Mr. Yu is mild mannered, with a slightly raffish grin stained yellow from chain smoking. Mr. Hu, wearing a coat and tie and leather shoes, looked like he might be important. Mr. Yu said he should have let the moment pass. He did not.

"I work like this so that my daughter and son can dress better than I do, so don't look down on me," he recalled saying. Then he added, "I sell my strength just as a prostitute sells her body."

Mr. Yu said he was drawing a general comparison. Mr. Hu and his young wife, Zeng Qingrong, apparently thought he had insinuated something else. She jerked his shirt collar and slapped his ear. Mr. Hu picked up Mr. Yu's fallen pole and struck him in the legs and back repeatedly.

Perhaps for the benefit of the crowd, Mr. Hu shouted that it was Mr.
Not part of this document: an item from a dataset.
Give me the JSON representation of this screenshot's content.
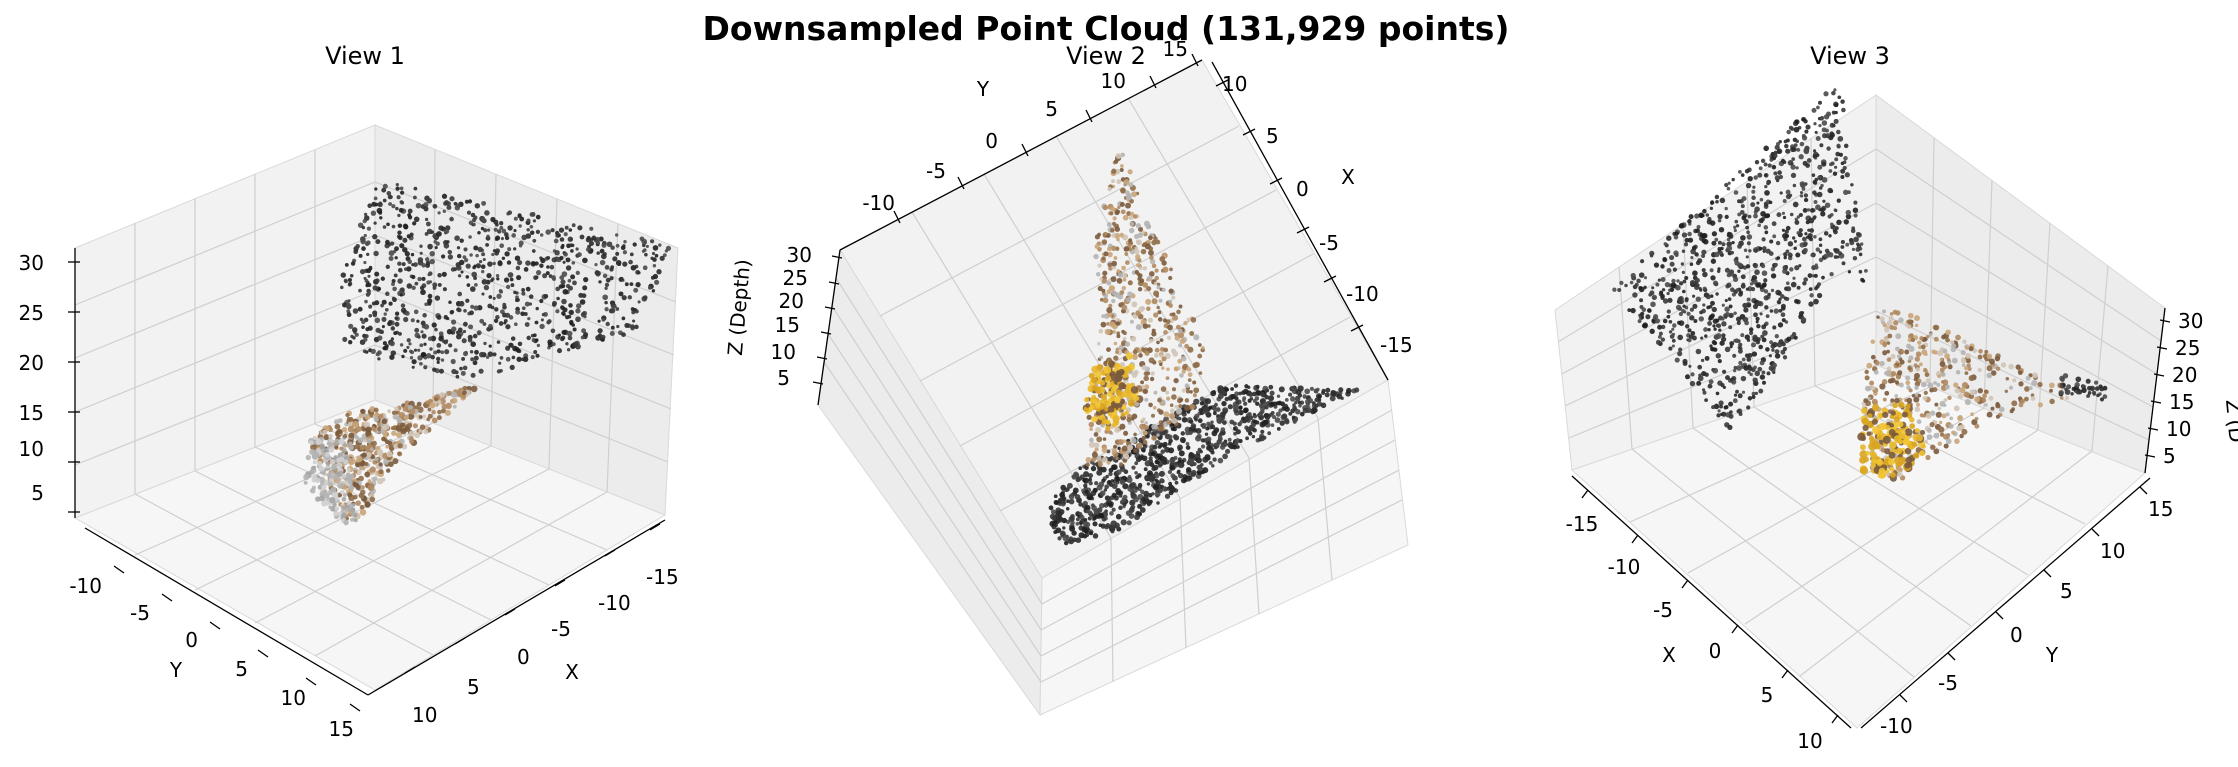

Yu, sprawled on the pavement, who was in big trouble.

"I'm a public official," Mr. Hu said, according to Mr. Yu and other eyewitnesses. "If this guy causes me more problems, I'll pay 20,000 kuai" - about $2,500 - "and have him knocked off."

Those words never appeared in the state-controlled media. But is difficult to find anyone in Wanzhou today who has not heard some version of Mr. Hu's bluster: The putative official - he has been identified in the rumor mill as the deputy chief of the local land bureau - had boasted that he could have a porter killed for $2,500. It was a call to arms.

Mr. Hu's threat, spread by mobile phones, text messages and the swelling crowd, encapsulated a thousand bitter grievances.


How many Hong Kong movies start with an scene just like this?

I can't imagine that the horrific tsunamis in surrounding countries won't create additional popular and international pressure on China. (Which would explain their ill-timed saber rattling, a sure sign, like Argentina and the Falklands, of a worried dictatorship.)

In my heart of democratic hearts, whether some kind of intervention or pressure was wise or suicidal, nothing America ever did felt as cowardly and morally shrivelled as our rolling over for Tiananmen Square, shrinking even from support and encouragement to the protests, when the people of the world's largest nation were looking to us for a signal, and we looked away to next year's bottom line.